The image of Santa Claus is one of the most familiar in the world. For as long as anyone can remember, the jolly, elderly, fat, bearded man in a red suit trimmed with fur has been the symbol of the nation's most popular holiday.
But like many things, the reality of Santa is more complicated than the appearance. His origins are complicated. In earlier traditions, he punished as often as he rewarded.
And he didn't always look the way he does today. As few as 140 years ago, Santa could be portrayed as a gnome-like little man, or a dashing beardless violinist, or a dignified bishop wearing a traditional miter. The history of Santa's changing form is closely tied to the history of Christmas, perhaps the most American of all holidays.
The first Americans - the first European-Americans, that is - not only didn't celebrate Christmas, they actively discouraged it. In Massachusetts, from 1659 to 1681, people could be fined five shillings for celebrating Christmas. Clergyman Cotton Mather called it ``an affront unto the grace of God.''
This seems surprising until one realizes that, despite its name, Christmas predated Christianity. Christmas has its roots in the pagan ritual celebrating the winter solstice, when the days begin to lengthen. Early Christians didn't celebrate it, and Origen, one of the church fathers, proclaimed it a sin to mark Christ's birthday ``as though He were a king or pharaoh.''
The Christianizing of Christmas began in 336 A.D., when Pope Julius I chose Dec. 25 as the official date of Christ's birth. It's widely believed that this was a deliberate attempt to co-opt the Roman festival of Saturnalia, a bawdy solstice celebration that lasted a week: It was easier to Christianize the festival than to abolish it.
So who is Santa Claus?
It was still centuries before Santa Claus would enter the picture. Although there are two historical St. Nicholases - both bishops in Asia Minor in the first half of the first millennium - it wasn't until the Middle Ages that St. Nicholas became associated with Christmas.

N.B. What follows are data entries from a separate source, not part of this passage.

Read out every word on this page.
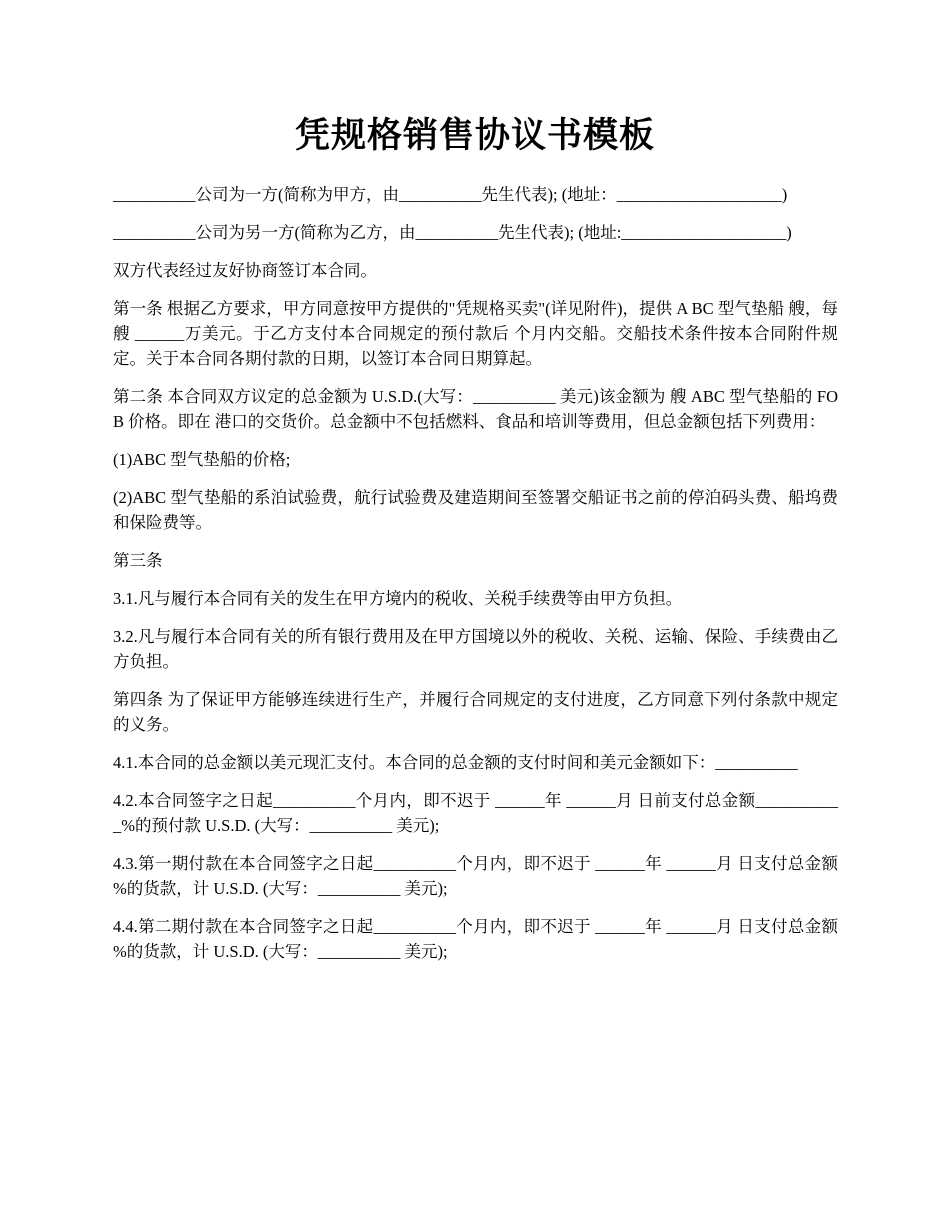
凭规格销售协议书模板

__________公司为一方(简称为甲方，由__________先生代表); (地址：____________________)

__________公司为另一方(简称为乙方，由__________先生代表); (地址:____________________)

双方代表经过友好协商签订本合同。

第一条 根据乙方要求，甲方同意按甲方提供的"凭规格买卖"(详见附件)，提供 A BC 型气垫船 艘，每艘 ______万美元。于乙方支付本合同规定的预付款后 个月内交船。交船技术条件按本合同附件规定。关于本合同各期付款的日期，以签订本合同日期算起。

第二条 本合同双方议定的总金额为 U.S.D.(大写：__________ 美元)该金额为 艘 ABC 型气垫船的 FOB 价格。即在 港口的交货价。总金额中不包括燃料、食品和培训等费用，但总金额包括下列费用：

(1)ABC 型气垫船的价格;

(2)ABC 型气垫船的系泊试验费，航行试验费及建造期间至签署交船证书之前的停泊码头费、船坞费和保险费等。

第三条

3.1.凡与履行本合同有关的发生在甲方境内的税收、关税手续费等由甲方负担。

3.2.凡与履行本合同有关的所有银行费用及在甲方国境以外的税收、关税、运输、保险、手续费由乙方负担。

第四条 为了保证甲方能够连续进行生产，并履行合同规定的支付进度，乙方同意下列付条款中规定的义务。

4.1.本合同的总金额以美元现汇支付。本合同的总金额的支付时间和美元金额如下：__________

4.2.本合同签字之日起__________个月内，即不迟于 ______年 ______月 日前支付总金额___________%的预付款 U.S.D. (大写：__________ 美元);

4.3.第一期付款在本合同签字之日起__________个月内，即不迟于 ______年 ______月 日支付总金额 %的货款，计 U.S.D. (大写：__________ 美元);

4.4.第二期付款在本合同签字之日起__________个月内，即不迟于 ______年 ______月 日支付总金额 %的货款，计 U.S.D. (大写：__________ 美元);
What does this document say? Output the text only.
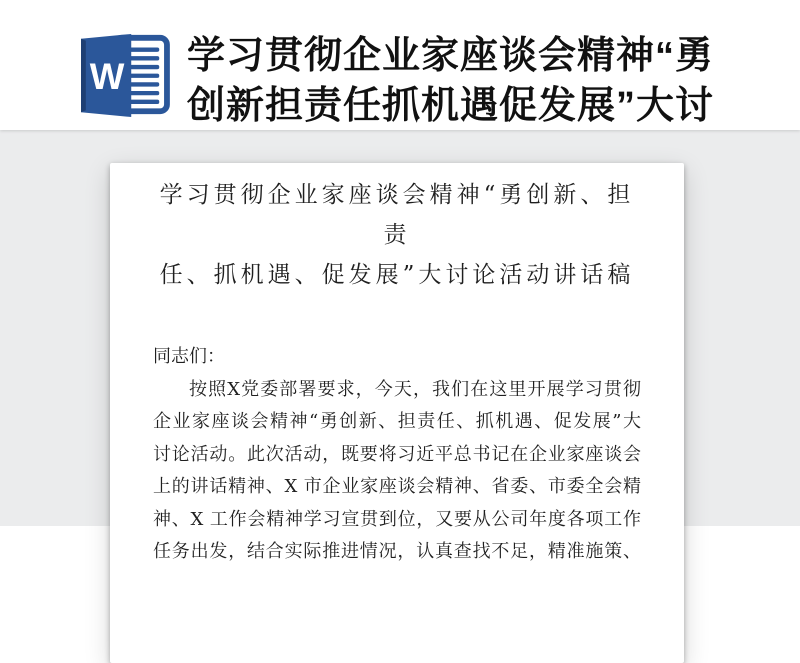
W 学习贯彻企业家座谈会精神“勇
创新担责任抓机遇促发展”大讨
学习贯彻企业家座谈会精神“勇创新、担责
任、抓机遇、促发展”大讨论活动讲话稿

同志们：

按照X党委部署要求，今天，我们在这里开展学习贯彻
企业家座谈会精神“勇创新、担责任、抓机遇、促发展”大
讨论活动。此次活动，既要将习近平总书记在企业家座谈会
上的讲话精神、X 市企业家座谈会精神、省委、市委全会精
神、X 工作会精神学习宣贯到位，又要从公司年度各项工作
任务出发，结合实际推进情况，认真查找不足，精准施策、
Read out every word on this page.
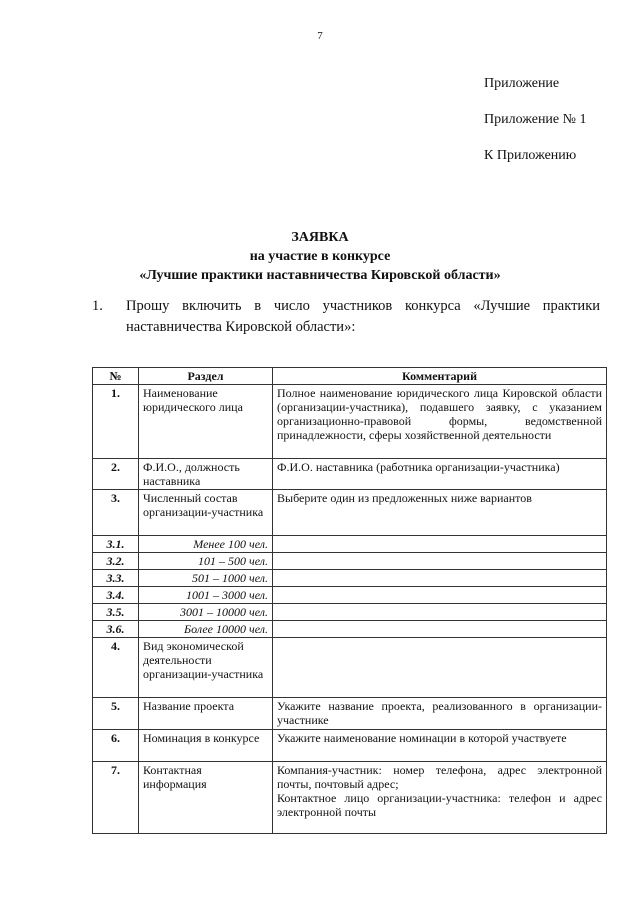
7
Приложение
Приложение № 1
К Приложению
ЗАЯВКА
на участие в конкурсе
«Лучшие практики наставничества Кировской области»
1.	Прошу включить в число участников конкурса «Лучшие практики наставничества Кировской области»:
№	Раздел	Комментарий
1.	Наименование юридического лица	Полное наименование юридического лица Кировской области (организации-участника), подавшего заявку, с указанием организационно-правовой формы, ведомственной принадлежности, сферы хозяйственной деятельности
2.	Ф.И.О., должность наставника	Ф.И.О. наставника (работника организации-участника)
3.	Численный состав организации-участника	Выберите один из предложенных ниже вариантов
3.1.	Менее 100 чел.	
3.2.	101 – 500 чел.	
3.3.	501 – 1000 чел.	
3.4.	1001 – 3000 чел.	
3.5.	3001 – 10000 чел.	
3.6.	Более 10000 чел.	
4.	Вид экономической деятельности организации-участника	
5.	Название проекта	Укажите название проекта, реализованного в организации-участнике
6.	Номинация в конкурсе	Укажите наименование номинации в которой участвуете
7.	Контактная информация	Компания-участник: номер телефона, адрес электронной почты, почтовый адрес;
Контактное лицо организации-участника: телефон и адрес электронной почты
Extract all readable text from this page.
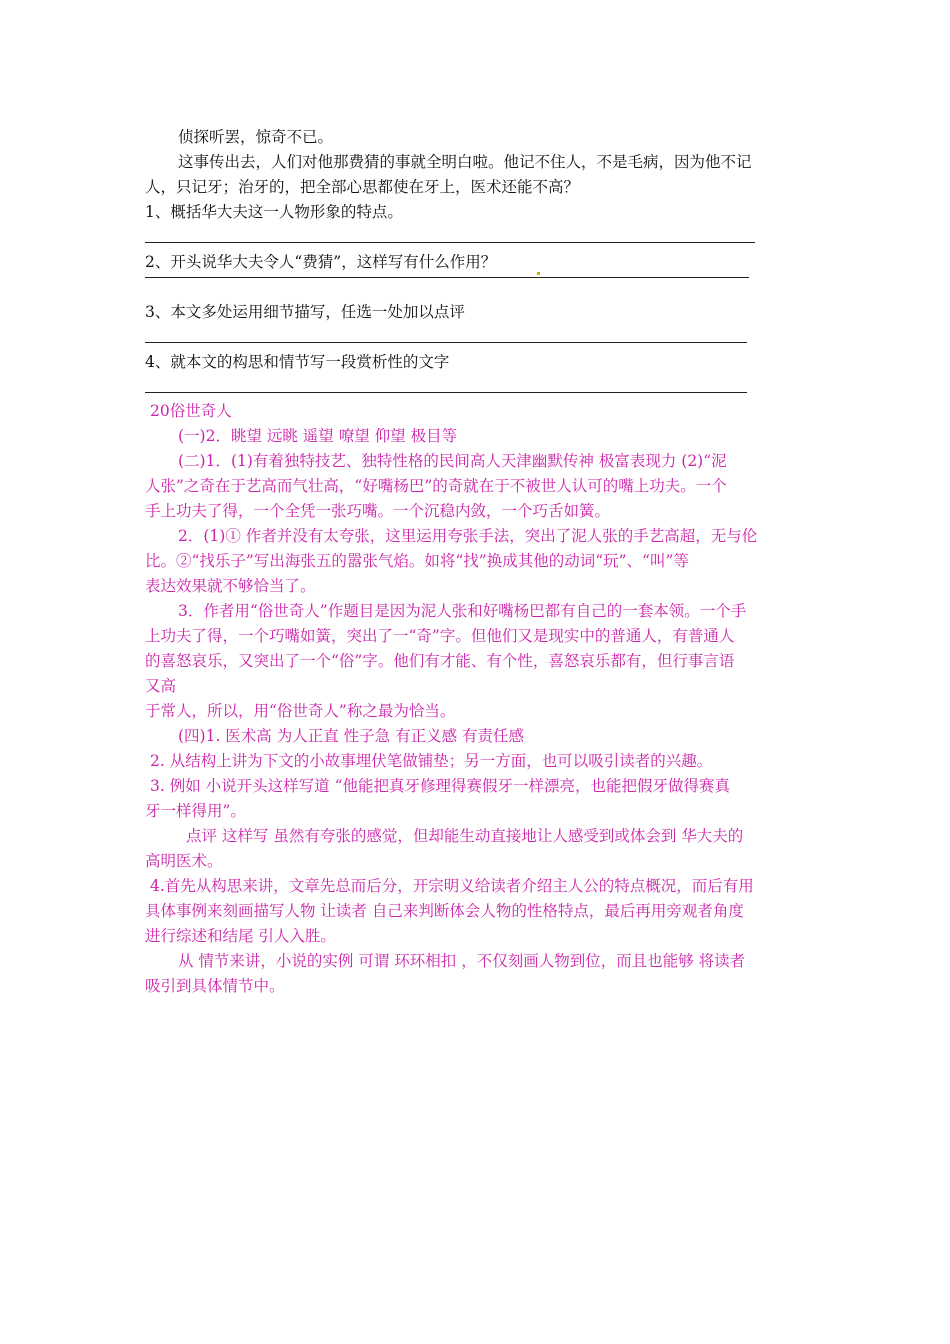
侦探听罢，惊奇不已。
这事传出去，人们对他那费猜的事就全明白啦。他记不住人，不是毛病，因为他不记
人，只记牙；治牙的，把全部心思都使在牙上，医术还能不高？
1、概括华大夫这一人物形象的特点。
2、开头说华大夫令人“费猜”，这样写有什么作用？
3、本文多处运用细节描写，任选一处加以点评
4、就本文的构思和情节写一段赏析性的文字
20俗世奇人
(一)2．眺望 远眺 遥望 嘹望 仰望 极目等
(二)1．(1)有着独特技艺、独特性格的民间高人天津幽默传神 极富表现力 (2)“泥
人张”之奇在于艺高而气壮高，“好嘴杨巴”的奇就在于不被世人认可的嘴上功夫。一个
手上功夫了得，一个全凭一张巧嘴。一个沉稳内敛，一个巧舌如簧。
2．(1)① 作者并没有太夸张，这里运用夸张手法，突出了泥人张的手艺高超，无与伦
比。②“找乐子”写出海张五的嚣张气焰。如将“找”换成其他的动词“玩”、“叫”等
表达效果就不够恰当了。
3．作者用“俗世奇人”作题目是因为泥人张和好嘴杨巴都有自己的一套本领。一个手
上功夫了得，一个巧嘴如簧，突出了一“奇”字。但他们又是现实中的普通人，有普通人
的喜怒哀乐，又突出了一个“俗”字。他们有才能、有个性，喜怒哀乐都有，但行事言语
又高
于常人，所以，用“俗世奇人”称之最为恰当。
(四)1. 医术高 为人正直 性子急 有正义感 有责任感
2. 从结构上讲为下文的小故事埋伏笔做铺垫；另一方面，也可以吸引读者的兴趣。
3. 例如 小说开头这样写道 “他能把真牙修理得赛假牙一样漂亮，也能把假牙做得赛真
牙一样得用”。
点评 这样写 虽然有夸张的感觉，但却能生动直接地让人感受到或体会到 华大夫的
高明医术。
4.首先从构思来讲，文章先总而后分，开宗明义给读者介绍主人公的特点概况，而后有用
具体事例来刻画描写人物 让读者 自己来判断体会人物的性格特点，最后再用旁观者角度
进行综述和结尾 引人入胜。
从 情节来讲，小说的实例 可谓 环环相扣 ，不仅刻画人物到位，而且也能够 将读者
吸引到具体情节中。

St. Nicholas was the beginning of Santa, but he's not the whole picture; he also draws on such pagan figures as the Norse god Odin (who may be the original source of the reindeer), and other European images of the Christmas spirit such as Knecht Ruprecht, mounted on his white horse, Schimmel; Father Christmas, perched atop a ram; and the Christ Child carrying his tree.
The Dutch are often credited with bringing Santa to America, but Stephen Nissenbaum, in his book ``The Battle for Christmas,'' suggests that this isn't so. There's no evidence of a St. Nicholas celebration in New Amsterdam (New York City before it was taken over by the British).
Instead, Nissenbaum and others have found ample evidence that the American Santa Claus is essentially an American invention - as is Christmas itself, at least as we celebrate it.
The roots of the modern Santa lie in New York City. The nostalgic urge to sentimentalize the past seems to be deeply rooted in the human psyche, but few people have been more aggressively sentimental than John Pintard, a New York merchant and founder of the state's historical society.
Pintard objected to the roughness of Christmas as it was celebrated in the early 19th century, and proposed a solution. Drawing on New York City's Dutch origins, he promoted Saint Nicholas as the city's patron saint - having a pamphlet printed in 1810 that's the earliest known American image of Santa - and suggested that the celebrations should be private and family-oriented rather than public and brawling. His brother-in-law, Washington Irving, picked up on St. Nick in his ``Knickerbocker's History,'' describing a recognizably Dutch figure in a broad hat, smoking a long pipe.
Pintard's clerical-looking Santa didn't catch on, and Irving's had only a minor influence, but one of the people affected was the writer of ``The Night Before Christmas.'' The poem was published anonymously in 1823, and quickly became part of the national culture. The poem's St. Nick isn't yet modern - he's tiny, and dressed entirely in fur - but it pointed the way to today's Santa Claus. Unlike his European counterparts, this jolly Santa does not carry a rod to punish wicked children; Christmas in America would never be a judgment day.
More than anything else, ``The Night Before Christmas'' changed the public perception of Christmas - and its mention of Santa leaving gifts for the children was particularly influential.
The spread of gift-giving played three important roles in the taming of Christmas. First, while preserving the element of role-reversal, giving gifts to children instead of social inferiors removed it from the arena of class-consciousness. Second, it turned the traditionally public celebration inward toward the family. A child-centered celebration was new in the United States.
Third, for a young country that was having difficulty reconciling its frugal roots with its rapid commercial expansion, Christmas gift-giving was an excellent excuse to loosen the purse strings.